Some experts are skeptical. Michael Levi, a senior fellow with the Council on Foreign Relations, says even if 5 million jobs are created, “that can only be a very limited piece of the puzzle in a country of several hundred million people.”
Levi says proponents often only talk about the jobs that will be created — not the jobs that will be lost. The economy remains a big interconnected system. He cites this example: The country only needs so much electricity and if more of that comes from wind power or solar power, less is going to come from coal. So some coal miners would lose their jobs.
Levi says anytime the government pushes the economy in a given direction, it will gain jobs in some areas and lose them in others. In the grand scheme of things, Levi says, “it’s other elements of economic policy that are going to change people’s lives.” He says these include when the Federal Reserve lowers or raises interest rates since this has a powerful effect on stimulating or slowing down the economy.
Defining ‘Green’ Jobs
There’s also the question of what gets counted as a green job. The numbers get mushy. What about electricians who already have a job, but who start installing more efficient furnaces — are those counted as new green jobs? Levi says many green jobs will really just be existing jobs shifted into this category.
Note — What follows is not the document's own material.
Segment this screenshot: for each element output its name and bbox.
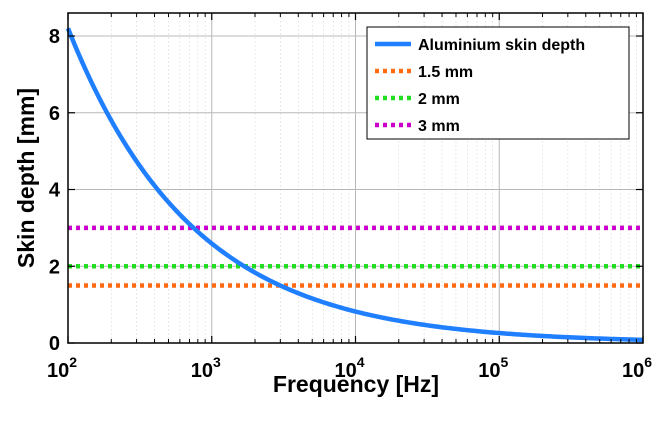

Other experts say green jobs are much more important to the economy. Bracken Hendricks, a senior fellow with the liberal think tank the Center for American Progress, says green jobs and clean energy industries are “at the center of the future of American competitiveness.”
The global auto industry is a case in point, he says. If companies in the U.S. can come up with the best electric car technologies, “we’re talking about who is going to own the growth of the auto industry globally,” Hendricks says. And with China projected to increase the number of cars on its roads from 65 million to 300 million, he says that’s a very big deal.
A Boom Industry?
People’s views on green jobs depend on their vision of the future. Rep. Ed Markey (D-MA) authored clean energy and green jobs legislation that was recently passed by the House. He says clean energy technology will be huge — a game changer and job creator on par with the personal computer and the Internet.
“We have to think of this as the next great job-creating sector,” Markey says. The right kind of telecommunications policies in the 1990s helped lead to the explosion of American companies such as Google, eBay, Amazon and YouTube, he says, adding that the country needs to be similarly positioned for the clean energy future.
In the meantime, the Obama administration is interested in some shorter-term job creation. It’s looking to give Americans incentives to insulate their homes. The idea is to put thousands of contractors to work with insulation and caulk guns in a program called “cash for caulkers.”